Archive for the ‘President’ Category

My Ass is Voting for the President

NYU Girl: I saw her on the subway. She was wearing pink Ugg boots, bright pink stockings, a short skirt and a ton of eyeliner, and then she turns around and I see that she’s got a Bush/Cheney sticker slapped across her ass!
NYU Guy: Well, that’s a moment when you want to ask her Who do you work for, and how much are they paying you to do this? –Broadway & East 9th Street

The Alien Autopsy Of Wednesday One-Liners

Seven-year old boy to bookseller: Do you have any books on crop circles in this library?

–Barnes & Noble

Overheard by: Amused bookseller a few feet away

Man to another: Don't you know?
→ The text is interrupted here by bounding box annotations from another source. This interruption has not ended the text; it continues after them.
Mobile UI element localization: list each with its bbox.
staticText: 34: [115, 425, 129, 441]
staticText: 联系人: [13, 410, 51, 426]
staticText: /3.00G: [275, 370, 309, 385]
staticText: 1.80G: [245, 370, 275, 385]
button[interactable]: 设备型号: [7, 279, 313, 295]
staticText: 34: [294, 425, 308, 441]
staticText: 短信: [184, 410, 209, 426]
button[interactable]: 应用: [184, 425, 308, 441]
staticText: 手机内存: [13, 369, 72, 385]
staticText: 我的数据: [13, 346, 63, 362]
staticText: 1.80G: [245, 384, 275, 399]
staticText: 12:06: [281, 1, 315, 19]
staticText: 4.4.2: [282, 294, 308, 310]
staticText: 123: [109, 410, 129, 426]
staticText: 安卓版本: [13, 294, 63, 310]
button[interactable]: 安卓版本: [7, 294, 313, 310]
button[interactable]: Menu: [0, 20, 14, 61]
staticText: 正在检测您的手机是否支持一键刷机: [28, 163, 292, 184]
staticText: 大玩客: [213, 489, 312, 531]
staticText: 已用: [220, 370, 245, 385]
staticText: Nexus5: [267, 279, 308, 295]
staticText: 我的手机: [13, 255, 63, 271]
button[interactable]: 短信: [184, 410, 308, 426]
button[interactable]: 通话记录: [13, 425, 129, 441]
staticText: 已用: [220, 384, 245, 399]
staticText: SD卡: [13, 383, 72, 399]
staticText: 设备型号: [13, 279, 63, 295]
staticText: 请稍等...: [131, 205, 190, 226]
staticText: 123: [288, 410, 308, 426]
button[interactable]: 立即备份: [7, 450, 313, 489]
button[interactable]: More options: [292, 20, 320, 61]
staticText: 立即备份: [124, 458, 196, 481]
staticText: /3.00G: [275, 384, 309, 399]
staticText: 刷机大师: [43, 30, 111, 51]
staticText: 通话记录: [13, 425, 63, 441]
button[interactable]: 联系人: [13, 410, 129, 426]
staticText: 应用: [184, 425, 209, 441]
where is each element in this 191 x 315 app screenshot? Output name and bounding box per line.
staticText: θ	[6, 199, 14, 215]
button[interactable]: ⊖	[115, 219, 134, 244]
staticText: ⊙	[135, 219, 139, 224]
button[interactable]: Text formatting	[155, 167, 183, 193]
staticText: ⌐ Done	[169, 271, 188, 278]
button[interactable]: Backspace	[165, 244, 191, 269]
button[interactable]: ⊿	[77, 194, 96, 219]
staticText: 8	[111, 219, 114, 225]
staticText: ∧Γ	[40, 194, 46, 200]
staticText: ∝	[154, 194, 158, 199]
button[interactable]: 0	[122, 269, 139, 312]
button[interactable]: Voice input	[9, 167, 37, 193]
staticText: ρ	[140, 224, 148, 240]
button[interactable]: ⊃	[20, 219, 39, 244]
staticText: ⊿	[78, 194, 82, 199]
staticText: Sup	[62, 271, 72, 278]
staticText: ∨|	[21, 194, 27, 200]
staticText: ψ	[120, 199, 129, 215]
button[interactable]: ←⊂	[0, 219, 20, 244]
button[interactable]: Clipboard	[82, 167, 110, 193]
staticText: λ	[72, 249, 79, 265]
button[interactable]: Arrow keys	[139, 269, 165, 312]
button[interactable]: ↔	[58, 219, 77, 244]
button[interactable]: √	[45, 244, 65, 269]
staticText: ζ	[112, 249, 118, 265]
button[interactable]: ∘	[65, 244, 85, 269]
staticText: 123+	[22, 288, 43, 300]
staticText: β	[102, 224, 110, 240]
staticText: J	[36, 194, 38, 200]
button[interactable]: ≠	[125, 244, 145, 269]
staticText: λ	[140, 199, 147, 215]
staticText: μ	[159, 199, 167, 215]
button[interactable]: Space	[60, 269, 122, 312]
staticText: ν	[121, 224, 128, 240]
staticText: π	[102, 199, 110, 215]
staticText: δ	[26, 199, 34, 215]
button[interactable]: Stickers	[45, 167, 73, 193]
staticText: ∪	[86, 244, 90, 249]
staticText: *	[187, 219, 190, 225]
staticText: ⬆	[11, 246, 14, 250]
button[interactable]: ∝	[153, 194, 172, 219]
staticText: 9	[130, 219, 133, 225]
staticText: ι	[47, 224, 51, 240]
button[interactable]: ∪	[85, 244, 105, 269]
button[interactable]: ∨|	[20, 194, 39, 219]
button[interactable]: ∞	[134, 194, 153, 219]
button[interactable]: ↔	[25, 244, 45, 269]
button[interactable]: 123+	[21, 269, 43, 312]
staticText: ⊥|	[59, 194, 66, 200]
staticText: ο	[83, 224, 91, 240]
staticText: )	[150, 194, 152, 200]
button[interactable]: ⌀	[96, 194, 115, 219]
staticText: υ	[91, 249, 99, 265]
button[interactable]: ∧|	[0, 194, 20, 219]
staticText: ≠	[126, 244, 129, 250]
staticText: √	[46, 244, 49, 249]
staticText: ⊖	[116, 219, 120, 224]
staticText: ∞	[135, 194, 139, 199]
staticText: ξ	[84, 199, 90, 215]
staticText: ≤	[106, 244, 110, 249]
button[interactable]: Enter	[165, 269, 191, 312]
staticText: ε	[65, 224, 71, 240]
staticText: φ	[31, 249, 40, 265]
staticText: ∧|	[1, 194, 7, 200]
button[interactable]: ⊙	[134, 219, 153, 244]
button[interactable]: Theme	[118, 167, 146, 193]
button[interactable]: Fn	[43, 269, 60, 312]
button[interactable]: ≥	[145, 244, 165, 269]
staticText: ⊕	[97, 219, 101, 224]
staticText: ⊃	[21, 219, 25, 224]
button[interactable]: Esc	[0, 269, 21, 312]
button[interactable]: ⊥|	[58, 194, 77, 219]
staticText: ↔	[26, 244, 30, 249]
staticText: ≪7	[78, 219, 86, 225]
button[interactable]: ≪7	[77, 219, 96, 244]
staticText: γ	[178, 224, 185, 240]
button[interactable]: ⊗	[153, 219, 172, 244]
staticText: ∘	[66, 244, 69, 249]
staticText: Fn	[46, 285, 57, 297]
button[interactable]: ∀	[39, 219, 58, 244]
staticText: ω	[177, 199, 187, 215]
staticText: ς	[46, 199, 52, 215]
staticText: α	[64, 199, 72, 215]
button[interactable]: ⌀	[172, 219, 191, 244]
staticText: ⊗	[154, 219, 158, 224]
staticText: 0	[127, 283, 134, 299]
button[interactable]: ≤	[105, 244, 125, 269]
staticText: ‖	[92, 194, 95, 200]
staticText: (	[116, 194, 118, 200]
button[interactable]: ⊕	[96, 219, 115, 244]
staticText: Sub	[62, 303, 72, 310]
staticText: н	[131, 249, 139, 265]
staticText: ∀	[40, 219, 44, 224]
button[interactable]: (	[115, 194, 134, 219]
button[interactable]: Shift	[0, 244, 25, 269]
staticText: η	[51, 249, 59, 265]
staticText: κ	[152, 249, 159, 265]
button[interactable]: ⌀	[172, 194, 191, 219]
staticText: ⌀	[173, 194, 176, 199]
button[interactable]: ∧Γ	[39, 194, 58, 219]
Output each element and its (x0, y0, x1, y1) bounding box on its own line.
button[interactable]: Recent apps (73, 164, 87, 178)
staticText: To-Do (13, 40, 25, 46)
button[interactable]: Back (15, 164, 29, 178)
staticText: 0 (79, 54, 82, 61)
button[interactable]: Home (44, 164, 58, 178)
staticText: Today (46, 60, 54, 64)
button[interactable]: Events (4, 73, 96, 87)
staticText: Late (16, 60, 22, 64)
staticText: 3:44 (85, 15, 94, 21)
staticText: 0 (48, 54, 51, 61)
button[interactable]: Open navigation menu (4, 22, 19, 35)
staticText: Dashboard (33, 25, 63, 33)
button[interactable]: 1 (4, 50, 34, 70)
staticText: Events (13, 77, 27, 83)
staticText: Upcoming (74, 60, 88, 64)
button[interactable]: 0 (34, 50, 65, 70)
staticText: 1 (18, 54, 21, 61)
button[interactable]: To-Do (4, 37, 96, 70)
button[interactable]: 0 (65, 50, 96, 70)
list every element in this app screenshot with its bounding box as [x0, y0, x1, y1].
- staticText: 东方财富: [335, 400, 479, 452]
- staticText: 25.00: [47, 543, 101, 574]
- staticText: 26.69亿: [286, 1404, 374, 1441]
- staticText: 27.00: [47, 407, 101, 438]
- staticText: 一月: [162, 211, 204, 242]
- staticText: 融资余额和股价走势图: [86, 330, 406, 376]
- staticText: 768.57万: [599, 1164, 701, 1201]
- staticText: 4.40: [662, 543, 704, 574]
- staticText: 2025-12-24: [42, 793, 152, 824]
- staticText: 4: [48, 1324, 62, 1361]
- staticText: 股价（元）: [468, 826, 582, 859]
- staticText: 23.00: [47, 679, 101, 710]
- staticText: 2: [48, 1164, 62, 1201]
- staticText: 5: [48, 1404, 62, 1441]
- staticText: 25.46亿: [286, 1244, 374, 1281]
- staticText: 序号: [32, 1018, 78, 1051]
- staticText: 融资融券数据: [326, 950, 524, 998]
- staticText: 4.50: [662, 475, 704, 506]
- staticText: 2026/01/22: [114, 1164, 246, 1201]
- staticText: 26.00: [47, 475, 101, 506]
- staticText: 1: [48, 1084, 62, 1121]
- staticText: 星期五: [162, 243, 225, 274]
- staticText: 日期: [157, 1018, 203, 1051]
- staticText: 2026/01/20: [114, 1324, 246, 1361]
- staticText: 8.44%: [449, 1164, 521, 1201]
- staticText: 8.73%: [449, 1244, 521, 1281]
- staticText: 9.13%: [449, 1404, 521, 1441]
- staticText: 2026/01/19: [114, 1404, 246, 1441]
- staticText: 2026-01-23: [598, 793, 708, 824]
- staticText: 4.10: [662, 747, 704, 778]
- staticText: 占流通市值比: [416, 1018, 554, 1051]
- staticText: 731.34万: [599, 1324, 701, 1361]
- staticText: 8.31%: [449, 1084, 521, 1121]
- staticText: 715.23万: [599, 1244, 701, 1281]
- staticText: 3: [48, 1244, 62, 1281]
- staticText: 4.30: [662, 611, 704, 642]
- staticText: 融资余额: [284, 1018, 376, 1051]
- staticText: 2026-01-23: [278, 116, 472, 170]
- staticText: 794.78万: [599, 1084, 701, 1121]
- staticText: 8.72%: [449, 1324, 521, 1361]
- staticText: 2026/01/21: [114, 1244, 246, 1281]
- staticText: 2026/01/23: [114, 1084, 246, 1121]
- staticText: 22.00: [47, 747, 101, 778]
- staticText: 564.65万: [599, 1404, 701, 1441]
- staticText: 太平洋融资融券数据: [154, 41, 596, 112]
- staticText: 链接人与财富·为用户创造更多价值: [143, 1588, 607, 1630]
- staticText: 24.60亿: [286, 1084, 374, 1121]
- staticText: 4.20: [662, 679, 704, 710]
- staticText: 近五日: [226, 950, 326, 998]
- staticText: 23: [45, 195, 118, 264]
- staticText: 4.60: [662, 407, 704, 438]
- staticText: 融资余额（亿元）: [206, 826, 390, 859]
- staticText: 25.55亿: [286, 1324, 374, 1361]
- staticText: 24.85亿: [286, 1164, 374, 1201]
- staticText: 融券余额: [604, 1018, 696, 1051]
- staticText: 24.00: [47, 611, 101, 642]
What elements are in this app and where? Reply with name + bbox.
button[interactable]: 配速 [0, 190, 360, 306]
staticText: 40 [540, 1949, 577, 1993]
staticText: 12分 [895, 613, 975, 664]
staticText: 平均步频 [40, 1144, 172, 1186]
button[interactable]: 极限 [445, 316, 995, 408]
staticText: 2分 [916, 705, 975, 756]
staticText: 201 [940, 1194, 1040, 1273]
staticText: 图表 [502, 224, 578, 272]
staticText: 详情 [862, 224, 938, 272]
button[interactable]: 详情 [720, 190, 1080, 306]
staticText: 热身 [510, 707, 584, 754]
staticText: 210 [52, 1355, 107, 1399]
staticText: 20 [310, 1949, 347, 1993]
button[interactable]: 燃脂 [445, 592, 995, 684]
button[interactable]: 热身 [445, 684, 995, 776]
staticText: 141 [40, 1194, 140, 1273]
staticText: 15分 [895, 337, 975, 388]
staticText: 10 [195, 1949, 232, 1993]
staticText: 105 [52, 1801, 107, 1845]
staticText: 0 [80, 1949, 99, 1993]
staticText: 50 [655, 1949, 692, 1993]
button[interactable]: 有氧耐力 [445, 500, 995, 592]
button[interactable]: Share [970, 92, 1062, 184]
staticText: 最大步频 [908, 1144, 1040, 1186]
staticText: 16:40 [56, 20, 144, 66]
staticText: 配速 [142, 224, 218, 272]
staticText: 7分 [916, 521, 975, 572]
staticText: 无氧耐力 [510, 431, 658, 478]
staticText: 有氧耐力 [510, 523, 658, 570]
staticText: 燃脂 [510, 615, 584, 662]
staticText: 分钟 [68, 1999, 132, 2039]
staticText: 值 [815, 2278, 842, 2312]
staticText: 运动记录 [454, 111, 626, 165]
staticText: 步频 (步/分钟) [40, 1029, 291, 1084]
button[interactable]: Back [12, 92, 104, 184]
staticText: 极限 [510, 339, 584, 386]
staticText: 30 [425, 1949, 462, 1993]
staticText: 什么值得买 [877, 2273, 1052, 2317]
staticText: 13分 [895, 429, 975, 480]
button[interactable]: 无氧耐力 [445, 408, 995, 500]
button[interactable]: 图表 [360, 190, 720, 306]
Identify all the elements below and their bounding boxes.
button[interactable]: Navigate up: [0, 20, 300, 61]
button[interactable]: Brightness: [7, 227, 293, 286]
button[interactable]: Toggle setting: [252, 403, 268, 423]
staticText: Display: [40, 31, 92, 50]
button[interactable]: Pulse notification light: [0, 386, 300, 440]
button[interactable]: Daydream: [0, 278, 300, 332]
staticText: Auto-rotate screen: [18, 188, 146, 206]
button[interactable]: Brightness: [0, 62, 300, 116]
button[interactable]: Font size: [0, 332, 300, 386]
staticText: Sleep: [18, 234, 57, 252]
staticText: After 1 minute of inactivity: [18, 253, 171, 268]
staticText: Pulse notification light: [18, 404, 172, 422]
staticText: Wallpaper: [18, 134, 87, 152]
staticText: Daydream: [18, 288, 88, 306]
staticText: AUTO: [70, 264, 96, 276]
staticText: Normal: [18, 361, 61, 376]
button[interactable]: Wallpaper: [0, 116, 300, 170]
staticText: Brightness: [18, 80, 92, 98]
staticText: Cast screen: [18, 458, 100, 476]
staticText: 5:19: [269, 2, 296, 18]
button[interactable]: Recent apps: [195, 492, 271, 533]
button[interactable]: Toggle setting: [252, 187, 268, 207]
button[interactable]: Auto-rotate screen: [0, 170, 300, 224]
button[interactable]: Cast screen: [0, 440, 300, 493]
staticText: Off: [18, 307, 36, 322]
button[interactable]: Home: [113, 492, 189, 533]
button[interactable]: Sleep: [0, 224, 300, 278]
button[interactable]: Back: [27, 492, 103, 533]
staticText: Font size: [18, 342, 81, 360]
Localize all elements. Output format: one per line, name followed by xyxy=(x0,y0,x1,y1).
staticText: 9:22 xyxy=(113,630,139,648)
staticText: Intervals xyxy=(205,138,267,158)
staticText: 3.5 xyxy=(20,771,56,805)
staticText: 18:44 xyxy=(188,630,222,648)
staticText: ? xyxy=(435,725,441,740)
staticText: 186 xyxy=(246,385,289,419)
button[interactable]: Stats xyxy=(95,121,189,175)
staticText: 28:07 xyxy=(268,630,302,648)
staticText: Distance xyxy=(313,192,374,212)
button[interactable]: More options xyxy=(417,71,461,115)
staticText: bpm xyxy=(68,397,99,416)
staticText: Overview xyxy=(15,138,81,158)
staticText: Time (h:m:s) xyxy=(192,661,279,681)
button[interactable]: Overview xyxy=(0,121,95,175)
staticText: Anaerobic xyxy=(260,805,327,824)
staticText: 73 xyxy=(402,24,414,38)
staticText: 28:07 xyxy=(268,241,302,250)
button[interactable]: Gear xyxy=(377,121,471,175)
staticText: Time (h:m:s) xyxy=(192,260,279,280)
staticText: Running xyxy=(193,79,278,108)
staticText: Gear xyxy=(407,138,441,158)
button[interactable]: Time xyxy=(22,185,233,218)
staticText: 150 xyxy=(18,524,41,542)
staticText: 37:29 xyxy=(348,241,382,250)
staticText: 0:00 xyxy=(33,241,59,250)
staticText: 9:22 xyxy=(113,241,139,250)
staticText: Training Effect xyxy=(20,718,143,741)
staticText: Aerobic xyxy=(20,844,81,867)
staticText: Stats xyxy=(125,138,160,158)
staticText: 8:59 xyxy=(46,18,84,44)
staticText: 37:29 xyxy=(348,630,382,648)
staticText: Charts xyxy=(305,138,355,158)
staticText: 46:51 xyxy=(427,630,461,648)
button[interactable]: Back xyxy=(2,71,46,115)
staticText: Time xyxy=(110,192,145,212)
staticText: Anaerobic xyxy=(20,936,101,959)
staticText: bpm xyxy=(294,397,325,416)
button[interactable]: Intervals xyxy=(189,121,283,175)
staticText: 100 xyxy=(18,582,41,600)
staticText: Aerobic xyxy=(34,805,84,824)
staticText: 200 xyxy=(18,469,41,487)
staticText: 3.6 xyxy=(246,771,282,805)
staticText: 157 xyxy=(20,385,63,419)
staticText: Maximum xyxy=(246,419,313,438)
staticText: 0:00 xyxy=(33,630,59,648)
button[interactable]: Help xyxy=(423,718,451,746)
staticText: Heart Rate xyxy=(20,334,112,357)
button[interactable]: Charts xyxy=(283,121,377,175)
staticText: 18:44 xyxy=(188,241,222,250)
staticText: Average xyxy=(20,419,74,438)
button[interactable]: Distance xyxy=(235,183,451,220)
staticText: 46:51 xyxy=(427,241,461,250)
All those tunnels in Afghanistan run into the pyramids in Gaza! If I was President there would be one less pyramid.

–Soup Kitchen, Midtown

Overheard by: John Gordon

Gentleman on train: You know why they invented daylight savings, don't you? It's because of Halloween, a lot of congressmen wanted kids to have an extra hour to go trick or treating. That's why we have daylight savings.

–Penn Station

Overheard by: Annie

Elderly professor: Fewer chairs, less chalk every week. It's a conspiracy!